Why Is It Always the Nazis?

So the wife has been a bit sick lately, and I therefore have been checking out lots of graphic novels from the library for her, because when you are not feeling well, you sometimes need some easily digestible reading. Then what happens but that I start catching the sniffles and the aches myself, so I’ve been hitting the comic books a bit myself these past two days. 

Among the volumes I checked out were the first three library editions of Hellboy, much of which I had already read years ago, but she likes it, and it’s readable enough. These days, though, years into my study of atrocity and collective violence, I find myself unwilling to suspend disbelief on one rather crucial aspect of the storyline. The first few story arcs regularly feature surviving Nazis who are continuing grand plans laid down at the end of World War II, in league with demon priest Rasputin (of course) and a host of other supernatural types who apparently find enough common cause with these swastika-wearing egos to join up for at least the moment and see about summoning a few primordial chaos powers to cause the destruction of humankind. Now, for the sake of the storyline, I’ll give the writer his Nazi conspiracies and his Lovecraftian monsters and his gun-toting demonic good guy, but one issue keeps bothering me throughout the whole series.

Why are demonic forces always teaming up with the Nazis?

Oh, I understand how modern popular culture has refashioned the Nazi into a standard villain set piece, but if you’re an ancient chaos monster, wouldn’t you survey earth history to try to find the best match for you? I mean, you wouldn’t want to be teaming up with short-lived Third Reich types who could barely manage a decade of rule before everything collapsed down upon them. You’d want to team up with a nice, long-lasting empire who managed to keep hold of large parts of the world for a few centuries and commit unparalleled atrocities without ever being called to task for it.

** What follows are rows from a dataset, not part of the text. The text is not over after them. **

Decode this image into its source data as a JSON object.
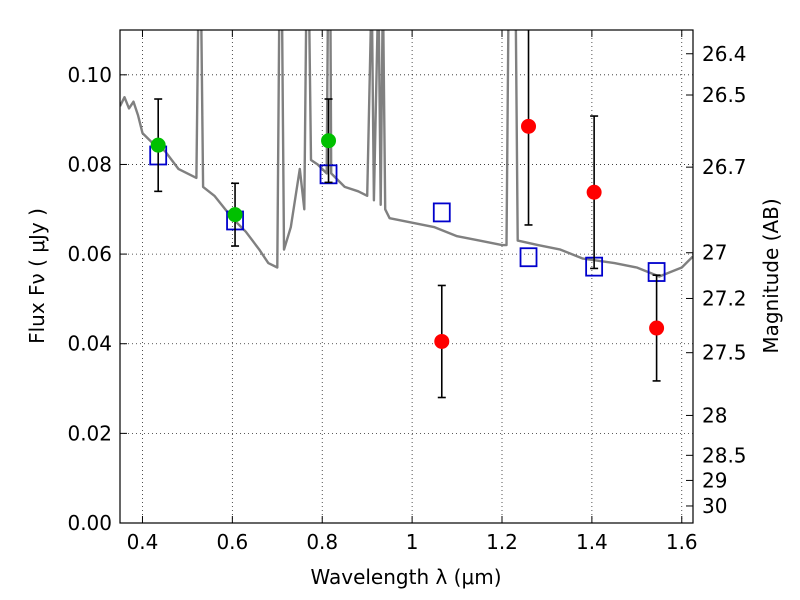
{
  "chart_data": {
    "type": "scatter",
    "xlabel": "Wavelength  λ (μm)",
    "ylabel": "Flux  Fν  ( μJy )",
    "ylabel_right": "Magnitude (AB)",
    "xlim": [
      0.35,
      1.625
    ],
    "ylim": [
      0.0,
      0.11
    ],
    "x_ticks": [
      0.4,
      0.6,
      0.8,
      1.0,
      1.2,
      1.4,
      1.6
    ],
    "x_tick_labels": [
      "0.4",
      "0.6",
      "0.8",
      "1",
      "1.2",
      "1.4",
      "1.6"
    ],
    "y_ticks": [
      0.0,
      0.02,
      0.04,
      0.06,
      0.08,
      0.1
    ],
    "y_tick_labels": [
      "0.00",
      "0.02",
      "0.04",
      "0.06",
      "0.08",
      "0.10"
    ],
    "right_ticks": [
      {
        "label": "26.4",
        "flux": 0.1047
      },
      {
        "label": "26.5",
        "flux": 0.0955
      },
      {
        "label": "26.7",
        "flux": 0.0794
      },
      {
        "label": "27",
        "flux": 0.0603
      },
      {
        "label": "27.2",
        "flux": 0.0501
      },
      {
        "label": "27.5",
        "flux": 0.038
      },
      {
        "label": "28",
        "flux": 0.024
      },
      {
        "label": "28.5",
        "flux": 0.0151
      },
      {
        "label": "29",
        "flux": 0.0095
      },
      {
        "label": "30",
        "flux": 0.0038
      }
    ],
    "grid": true,
    "series": [
      {
        "marker": "circle",
        "color": "#00c000",
        "points": [
          {
            "x": 0.435,
            "y": 0.0843,
            "err": 0.0103
          },
          {
            "x": 0.606,
            "y": 0.0688,
            "err": 0.007
          },
          {
            "x": 0.814,
            "y": 0.0853,
            "err": 0.0093
          }
        ]
      },
      {
        "marker": "circle",
        "color": "#ff0000",
        "points": [
          {
            "x": 1.066,
            "y": 0.0405,
            "err": 0.0125
          },
          {
            "x": 1.259,
            "y": 0.0885,
            "err": 0.022
          },
          {
            "x": 1.405,
            "y": 0.0738,
            "err": 0.017
          },
          {
            "x": 1.544,
            "y": 0.0435,
            "err": 0.0118
          }
        ]
      },
      {
        "marker": "open-square",
        "color": "#0000cc",
        "points": [
          {
            "x": 0.435,
            "y": 0.082
          },
          {
            "x": 0.606,
            "y": 0.0675
          },
          {
            "x": 0.814,
            "y": 0.0778
          },
          {
            "x": 1.066,
            "y": 0.0693
          },
          {
            "x": 1.259,
            "y": 0.0593
          },
          {
            "x": 1.405,
            "y": 0.0572
          },
          {
            "x": 1.544,
            "y": 0.056
          }
        ]
      },
      {
        "marker": "line",
        "color": "#808080",
        "points": [
          {
            "x": 0.35,
            "y": 0.093
          },
          {
            "x": 0.36,
            "y": 0.095
          },
          {
            "x": 0.37,
            "y": 0.0925
          },
          {
            "x": 0.38,
            "y": 0.094
          },
          {
            "x": 0.39,
            "y": 0.091
          },
          {
            "x": 0.4,
            "y": 0.087
          },
          {
            "x": 0.42,
            "y": 0.085
          },
          {
            "x": 0.45,
            "y": 0.083
          },
          {
            "x": 0.48,
            "y": 0.079
          },
          {
            "x": 0.5,
            "y": 0.078
          },
          {
            "x": 0.52,
            "y": 0.077
          },
          {
            "x": 0.525,
            "y": 0.12
          },
          {
            "x": 0.53,
            "y": 0.12
          },
          {
            "x": 0.535,
            "y": 0.075
          },
          {
            "x": 0.56,
            "y": 0.073
          },
          {
            "x": 0.6,
            "y": 0.068
          },
          {
            "x": 0.63,
            "y": 0.065
          },
          {
            "x": 0.66,
            "y": 0.061
          },
          {
            "x": 0.68,
            "y": 0.058
          },
          {
            "x": 0.7,
            "y": 0.057
          },
          {
            "x": 0.705,
            "y": 0.12
          },
          {
            "x": 0.71,
            "y": 0.12
          },
          {
            "x": 0.715,
            "y": 0.061
          },
          {
            "x": 0.73,
            "y": 0.066
          },
          {
            "x": 0.75,
            "y": 0.079
          },
          {
            "x": 0.76,
            "y": 0.07
          },
          {
            "x": 0.765,
            "y": 0.12
          },
          {
            "x": 0.77,
            "y": 0.12
          },
          {
            "x": 0.775,
            "y": 0.081
          },
          {
            "x": 0.79,
            "y": 0.08
          },
          {
            "x": 0.81,
            "y": 0.078
          },
          {
            "x": 0.813,
            "y": 0.12
          },
          {
            "x": 0.818,
            "y": 0.12
          },
          {
            "x": 0.82,
            "y": 0.078
          },
          {
            "x": 0.85,
            "y": 0.075
          },
          {
            "x": 0.88,
            "y": 0.074
          },
          {
            "x": 0.9,
            "y": 0.073
          },
          {
            "x": 0.91,
            "y": 0.12
          },
          {
            "x": 0.915,
            "y": 0.072
          },
          {
            "x": 0.925,
            "y": 0.12
          },
          {
            "x": 0.93,
            "y": 0.071
          },
          {
            "x": 0.935,
            "y": 0.12
          },
          {
            "x": 0.94,
            "y": 0.07
          },
          {
            "x": 0.95,
            "y": 0.068
          },
          {
            "x": 1.0,
            "y": 0.067
          },
          {
            "x": 1.05,
            "y": 0.066
          },
          {
            "x": 1.1,
            "y": 0.064
          },
          {
            "x": 1.15,
            "y": 0.063
          },
          {
            "x": 1.2,
            "y": 0.062
          },
          {
            "x": 1.21,
            "y": 0.062
          },
          {
            "x": 1.215,
            "y": 0.12
          },
          {
            "x": 1.23,
            "y": 0.12
          },
          {
            "x": 1.235,
            "y": 0.063
          },
          {
            "x": 1.28,
            "y": 0.062
          },
          {
            "x": 1.33,
            "y": 0.061
          },
          {
            "x": 1.38,
            "y": 0.059
          },
          {
            "x": 1.45,
            "y": 0.058
          },
          {
            "x": 1.5,
            "y": 0.057
          },
          {
            "x": 1.55,
            "y": 0.055
          },
          {
            "x": 1.6,
            "y": 0.057
          },
          {
            "x": 1.625,
            "y": 0.0595
          }
        ]
      }
    ]
  }
}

In other words, if you were a tentacled, gibbering bit of Lovecraftian nightmare-stuff bent upon wreaking destruction, you’d probably want to buddy up with Britannia. Just think of what the British have to offer you:

* Colonization and genocide in the Americas. Numerous historians have noted that, while Indian populations in Central and South America, those parts colonized by inquisitorial Spain and Portugal, largely survived, English (and later American) settlers in North America worked hard to exterminate Indians completely. 

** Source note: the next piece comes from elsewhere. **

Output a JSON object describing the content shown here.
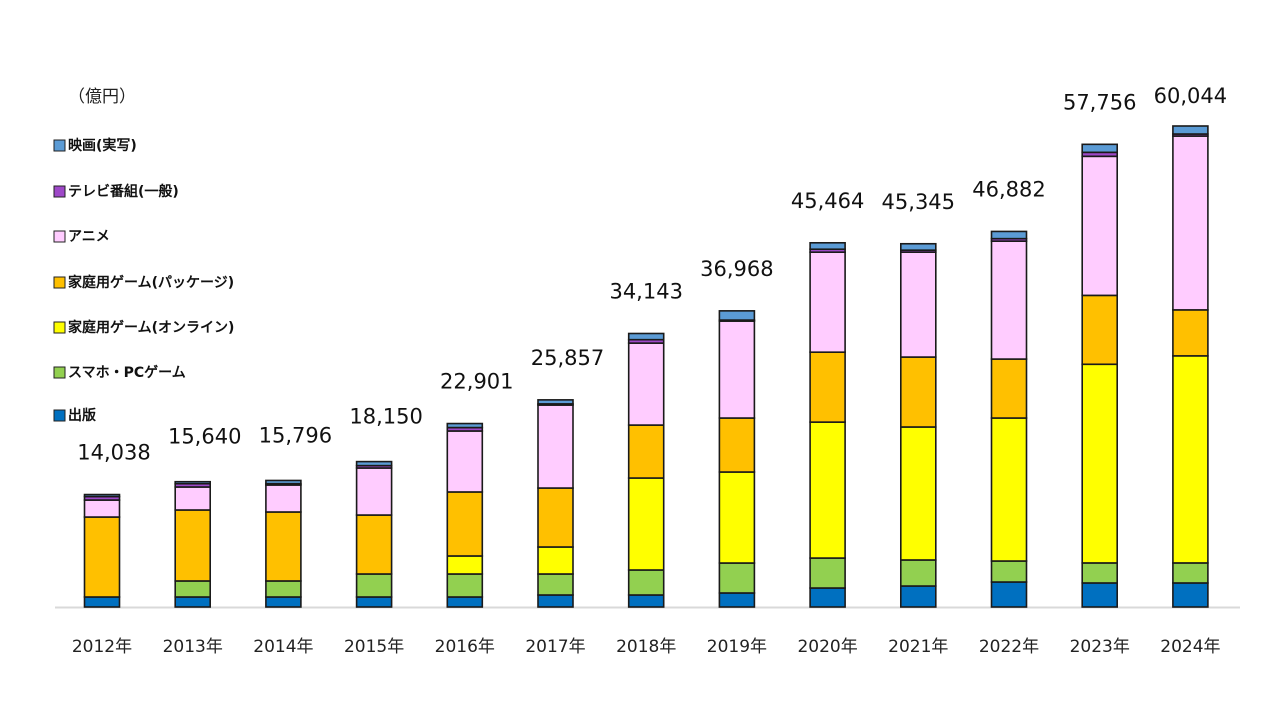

* Colonization and genocide in Australia. Yep, British colonists not only helped reduce the aboriginal population to a mere few percent of the continent’s present population, but the massacres on Tasmania were so thorough that no full-blooded Tasmanian survived.

* Colonization and genocide in India. During the late nineteenth and early twentieth centuries, there occurred to multi-year famines in India that may have killed as many as 29 million people. Normally, starvation due to changes in climate and weather would not be considered genocidal, except that the British administrators were shipping grain out of famine-plagued regions to sell on the world market even as people were starving. Moreover, authorities outlawed all forms of charity or assistance, fearing its affect upon the free market. See, the British connected India to the global market, and thus the famine in India had the effect of making grain even more expensive and less affordable to the native population, but plantation owners were making a mint sending the stuff back to England. Scholars like Christopher Powell consider their actions as amounting to genocide.

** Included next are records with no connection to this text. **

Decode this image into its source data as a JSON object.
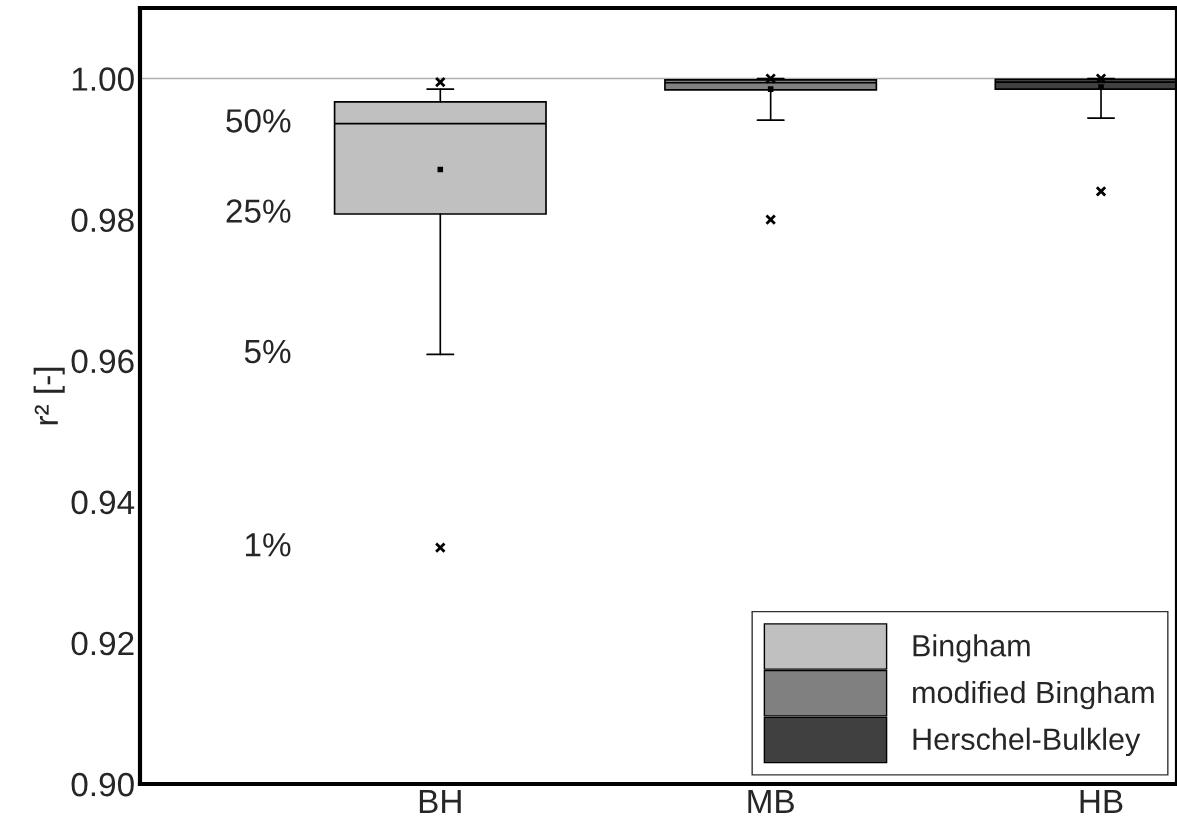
{
  "chart_data": {
    "type": "box",
    "ylabel": "r² [-]",
    "categories": [
      "BH",
      "MB",
      "HB"
    ],
    "series": [
      {
        "name": "Bingham",
        "color": "#c0c0c0",
        "boxes": [
          {
            "low": 0.9609,
            "q1": 0.9808,
            "median": 0.9936,
            "q3": 0.9967,
            "high": 0.9985,
            "mean": 0.9871,
            "outliers": [
              0.9335,
              0.9995
            ]
          },
          null,
          null
        ]
      },
      {
        "name": "modified Bingham",
        "color": "#808080",
        "boxes": [
          null,
          {
            "low": 0.9941,
            "q1": 0.9984,
            "median": 0.9994,
            "q3": 0.9998,
            "high": 1.0,
            "mean": 0.9985,
            "outliers": [
              0.98,
              1.0
            ]
          },
          null
        ]
      },
      {
        "name": "Herschel-Bulkley",
        "color": "#404040",
        "boxes": [
          null,
          null,
          {
            "low": 0.9944,
            "q1": 0.9985,
            "median": 0.9995,
            "q3": 0.9999,
            "high": 1.0,
            "mean": 0.9988,
            "outliers": [
              0.984,
              1.0
            ]
          }
        ]
      }
    ],
    "ylim": [
      0.9,
      1.01
    ],
    "yticks": [
      {
        "value": 0.9,
        "label": "0.90"
      },
      {
        "value": 0.92,
        "label": "0.92"
      },
      {
        "value": 0.94,
        "label": "0.94"
      },
      {
        "value": 0.96,
        "label": "0.96"
      },
      {
        "value": 0.98,
        "label": "0.98"
      },
      {
        "value": 1.0,
        "label": "1.00"
      }
    ],
    "ref_lines": [
      {
        "axis": "y",
        "value": 1.0,
        "color": "#b0b0b0"
      }
    ],
    "annotations": [
      "50%",
      "25%",
      "5%",
      "1%"
    ],
    "legend": "bottom right",
    "grid": false
  }
}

* Colonization and genocide in Africa. And you’ve got plenty of choice here, from Cecil Rhodes trying out the gatling gun on spear-armed natives to the establishment of literal concentration camps and rape camps in Kenya in the 1960s as that country tried to kick off its colonial yoke. Oh, and some scholars consider the slave trade a genocidal act, so there’s quite a bit of territory to be covered on this continent.

And how much wreckage has been left in the wake of the British Empire? “India” did not exist before they showed up–it was a slew of separate kingdoms and principalities fused into a political whole under England, but then once you have a nation, it’s hard to go back, which makes the question of who inherits the nation when you leave so fraught with meaning and danger. And then you have fighting to determine which group gets the reins of power. Of course, in India, they decided to split the place up, resulting in the biggest population transfer in history, during which a million or so people died. And what about the Middle East? What about the chaos perpetrated there as the English left behind their lines on maps? And I’ve not even touched into the occupation of Ireland, but the Irish Potato Famine was quite like those Indian famines, with food being shipped out even as people were starving.

All I’m saying is this–if popular culture creators want to add a little bit of realism to their stories about demonic hordes and ancient curses, they should have their otherworldly figures striking bargains with the likes of Queen Victoria or the pickled head of Cecil Rhodes than some charlatan Nazis. When it comes to mass murder and the proliferation of squalor and despair, the Nazis were rank amateurs compared to the British.